There was a time when the use of the word “unlimited” felt revolutionary. We once lived in the world of limits: phone minutes, text messages, data, channels, movies, music. The world was smaller — when you only had 1000 minutes, or 1000 messages, or 10 channels, you had to learn to make do and avoid hitting your limits. In those days, unlimited was an impossibility, so we found ourselves excited by big numbers instead. The first iPod had the tagline “1000 songs in your pocket,” which seems quaint compared to what Spotify describes itself as today, a service that “gives you access to millions of songs.”
If you’d asked anyone at the time if they could have unlimited talk, text, data, movies, TV shows, and music, they’d say yes before you could finish the question. Limits kept us constrained, so making everything unlimited had to be good, right? Who wouldn’t want to have access to abundance and excess? What bad could come of completely opening the floodgates to unlimited access to all of the things that we desired?
And when unlimited started to become common, first with talk and text, and then with everything, it became less of a differentiator than a standard. A new platform or service never leads with “unlimited” as a selling point anymore, since everything is endless in the same way. Social networks once showed a limited set of information — only what your friends did. But now? They’re endless social media feeds, an unlimited set of content.
The costs of the unlimited lifestyle are invisible, but disquieting once you look at them. Musicians are underpaid and forgotten, the movie industry features more mergers and consolidation, as we lose our sense of value for art. An album that took hundreds and hundreds of hours to make is just one of a million songs you have access to. A film that had over a hundred people on cast and crew for a year is worth a tiny portion of a $7.99 monthly fee. In the sea of abundance, the importance of a water drop is forgotten.
Often, the tech billionaires who provide this exploitative abundance also wax poetic about defeating death, finding a means of attaining immortality. Unlimited media isn’t enough, they say — we need unlimited life. And, just like with all of their actions, the idea is incomprehensible to me.
Look at life with me for a second. We toil, God knows we toil, but we also sing and dance, and witness change of ourselves and our surroundings and everyone we love and hate. We make choices every day about how to spend our time, who to spend it with, and every choice is loaded with meaning. We have choices every day but we only have so many days. Every choice matters because there will always be a day where we run out of choices. So every choice to spend a day with someone is an act of love and an act of sacrifice of the limited choices we have left.

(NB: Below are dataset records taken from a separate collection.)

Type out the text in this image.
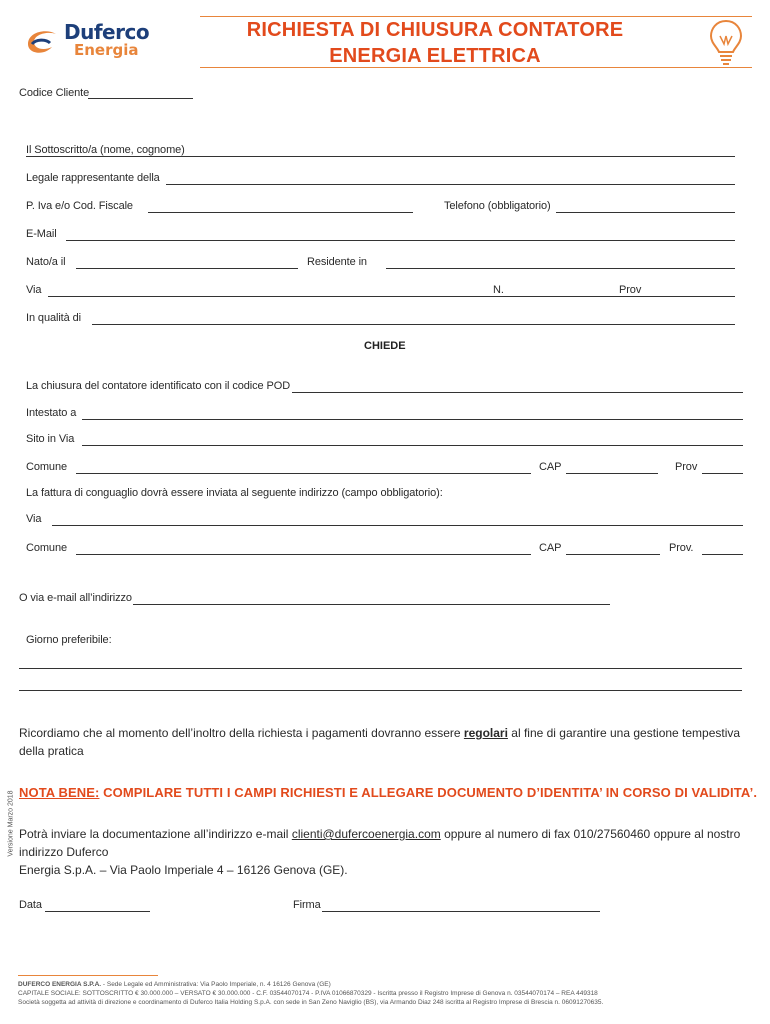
Duferco
Energia
RICHIESTA DI CHIUSURA CONTATORE
ENERGIA ELETTRICA
Codice Cliente
Il Sottoscritto/a (nome, cognome)
Legale rappresentante della
P. Iva e/o Cod. Fiscale	Telefono (obbligatorio)
E-Mail
Nato/a il	Residente in
Via	N.	Prov
In qualità di
CHIEDE
La chiusura del contatore identificato con il codice POD
Intestato a
Sito in Via
Comune	CAP	Prov
La fattura di conguaglio dovrà essere inviata al seguente indirizzo (campo obbligatorio):
Via
Comune	CAP	Prov.
O via e-mail all’indirizzo
Giorno preferibile:
Ricordiamo che al momento dell’inoltro della richiesta i pagamenti dovranno essere regolari al fine di garantire una gestione tempestiva della pratica
NOTA BENE: COMPILARE TUTTI I CAMPI RICHIESTI E ALLEGARE DOCUMENTO D’IDENTITA’ IN CORSO DI VALIDITA’.
Potrà inviare la documentazione all’indirizzo e-mail clienti@dufercoenergia.com oppure al numero di fax 010/27560460 oppure al nostro indirizzo Duferco
Energia S.p.A. – Via Paolo Imperiale 4 – 16126 Genova (GE).
Data	Firma
Versione Marzo 2018
DUFERCO ENERGIA S.P.A. - Sede Legale ed Amministrativa: Via Paolo Imperiale, n. 4 16126 Genova (GE)
CAPITALE SOCIALE: SOTTOSCRITTO € 30.000.000 – VERSATO € 30.000.000 - C.F. 03544070174 - P.IVA 01066870329 - Iscritta presso il Registro Imprese di Genova n. 03544070174 – REA 449318
Società soggetta ad attività di direzione e coordinamento di Duferco Italia Holding S.p.A. con sede in San Zeno Naviglio (BS), via Armando Diaz 248 iscritta al Registro Imprese di Brescia n. 06091270635.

Then, what happens when the days never end? Doesn’t everything lose some meaning, knowing that it lacks sacrifice? Won’t we lose our sense of time, or any sense of urgency, knowing that we could do anything at any time? I see an immortal version of myself. I see him taking everything for granted; I see him procrastinating everything. I see him and want nothing to do with him.
Unlimited life is not here yet, but unlimited consumption is, and I question whether I want to continue to be a part of it as I have been. Unlimited life would rob us of realizing the importance of each day, but unlimited consumption already makes us forget the importance of everything we consume.
I look fondly back at older times that were filled with limits. Limited connectivity, limited visibility; it offered a sort of freedom. Every new release of a movie or game felt special, rather than something adding to the endless sea of content. I still remember my excitement building up for weeks leading up to the releases of Halo 3 and then Halo: Reach a few years later. These games would fill hundreds and hundreds of hours of my life, because I loved them, and because there was nothing else as interesting competing for my attention.
With the limitations of the time, it made more sense to relish what you had. It made sense to rewatch the movies you had on DVD, to re-read the books you had, to gleefully sink hours into the same video games day after day.
I’m making small changes to try and reconnect to this type of joy. I try to spend less time on unlimited feeds. I buy books from the used bookshop and borrow from the library instead of just downloading e-books. I watch movies in the theater and think about buying Blu-rays. I redownload my old iPod library onto my phone and use Spotify less and less. I buy a few albums from Bandcamp, and I feel more connected to them as I play them on loop for days at a time.
It’s not the same, but it feels better in some ways. As I wonder how much I can reclaim, “R.I.P.C.D.” by the Flatbush Zombies comes on, and I zone out to the chorus:
“RIP to the CD, can’t even play my hits
’Cause new computers ship without the means to play the shit
We love the boosted speed, we love the memory.
It got me feelin’ like we’re nothin’ like we used to be”
💧 Drops of the Week 💧
ALBUM - 3001: A Laced Odyssey by Flatbush Zombies - I still love this album
POEM - “I Woke Up—Smiling” by Ha Jin - If a poem arises, it’s merely / an accidental blessing.